Die Festsetzung des Streitwertes beruht auf § 52 Abs. 1 Gerichtskostengesetz (GKG) in Verbindung mit Nr. 10.4 des Streitwertkatalogs für die Verwaltungsgerichtsbarkeit. Dabei ist der zweifache Jahresbetrag der Differenz zwischen den Stufen 3 und 5 des Anfangsgrundgehalts des Klägers (Besoldungsgruppe R 1) berücksichtigt worden.

Rechtsmittelbelehrung:

Gegen den Streitwertbeschluss kann schriftlich oder zur Niederschrift des Urkundsbeamten der Geschäftsstelle bei dem Verwaltungsgericht Düsseldorf (Bastionstraße 39, 40213 Düsseldorf oder Postfach 20 08 60, 40105 Düsseldorf) Beschwerde eingelegt werden, über die das Oberverwaltungsgericht für das Land Nordrhein-Westfalen in Münster entscheidet, falls ihr nicht abgeholfen wird.
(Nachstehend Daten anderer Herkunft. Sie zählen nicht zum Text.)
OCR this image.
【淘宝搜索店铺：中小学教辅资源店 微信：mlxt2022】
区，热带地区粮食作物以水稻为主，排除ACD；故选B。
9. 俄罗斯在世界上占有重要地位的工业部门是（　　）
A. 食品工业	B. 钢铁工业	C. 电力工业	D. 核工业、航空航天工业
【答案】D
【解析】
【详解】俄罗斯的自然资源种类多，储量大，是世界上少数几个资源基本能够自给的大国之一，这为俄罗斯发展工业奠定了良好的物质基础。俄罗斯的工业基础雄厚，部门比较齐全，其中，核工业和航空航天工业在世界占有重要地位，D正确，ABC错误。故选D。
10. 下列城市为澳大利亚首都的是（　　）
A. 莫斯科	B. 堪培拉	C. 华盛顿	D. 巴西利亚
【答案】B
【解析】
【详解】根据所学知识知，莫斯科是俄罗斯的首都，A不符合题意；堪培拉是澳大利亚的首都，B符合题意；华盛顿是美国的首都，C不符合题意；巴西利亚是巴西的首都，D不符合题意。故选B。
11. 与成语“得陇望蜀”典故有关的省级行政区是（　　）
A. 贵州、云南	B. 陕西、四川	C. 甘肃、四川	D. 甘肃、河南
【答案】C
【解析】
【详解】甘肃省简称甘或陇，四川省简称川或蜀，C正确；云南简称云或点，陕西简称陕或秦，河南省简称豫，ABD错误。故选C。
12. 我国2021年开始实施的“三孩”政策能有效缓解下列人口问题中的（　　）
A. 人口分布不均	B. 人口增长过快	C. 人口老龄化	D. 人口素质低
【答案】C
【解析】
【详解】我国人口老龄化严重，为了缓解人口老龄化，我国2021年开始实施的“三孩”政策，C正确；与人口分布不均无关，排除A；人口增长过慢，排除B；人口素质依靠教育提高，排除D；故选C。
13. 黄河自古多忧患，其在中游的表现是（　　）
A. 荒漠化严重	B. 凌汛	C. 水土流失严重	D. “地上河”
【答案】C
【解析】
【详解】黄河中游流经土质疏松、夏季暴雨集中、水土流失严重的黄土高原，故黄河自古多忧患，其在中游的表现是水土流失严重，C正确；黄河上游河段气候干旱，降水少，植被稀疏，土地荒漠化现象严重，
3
Die Beschwerde kann auch als elektronisches Dokument nach Maßgabe des § 55a VwGO und der Verordnung über die technischen Rahmenbedingungen des elektronischen Rechtsverkehrs und über das besondere elektronische Behördenpostfach (Elektronischer Rechtsverkehr-Verordnung - ERVV) oder zu Protokoll der Geschäftsstelle eingelegt werden; § 129a der Zivilprozessordnung gilt entsprechend.

Die Beschwerde ist nur zulässig, wenn sie innerhalb von sechs Monaten eingelegt wird, nachdem die Entscheidung in der Hauptsache Rechtskraft erlangt oder das Verfahren sich anderweitig erledigt hat; ist der Streitwert später als einen Monat vor Ablauf dieser Frist festgesetzt worden, so kann sie noch innerhalb eines Monats nach Zustellung oder formloser Mitteilung des Festsetzungsbeschlusses eingelegt werden.

Die Beschwerde ist nicht gegeben, wenn der Wert des Beschwerdegegenstandes 200,-- Euro nicht übersteigt.

Die Beschwerdeschrift soll möglichst dreifach eingereicht werden. Im Fall der Einreichung als elektronisches Dokument bedarf es keiner Abschriften.

War der Beschwerdeführer ohne sein Verschulden verhindert, die Frist einzuhalten, ist ihm auf Antrag von dem Gericht, das über die Beschwerde zu entscheiden hat, Wiedereinsetzung in den vorigen Stand zu gewähren, wenn er die Beschwerde binnen zwei Wochen nach der Beseitigung des Hindernisses einlegt und die Tatsachen, welche die Wiedereinsetzung begründen, glaubhaft macht. Nach Ablauf eines Jahres, von dem Ende der versäumten Frist angerechnet, kann die Wiedereinsetzung nicht mehr beantragt werden.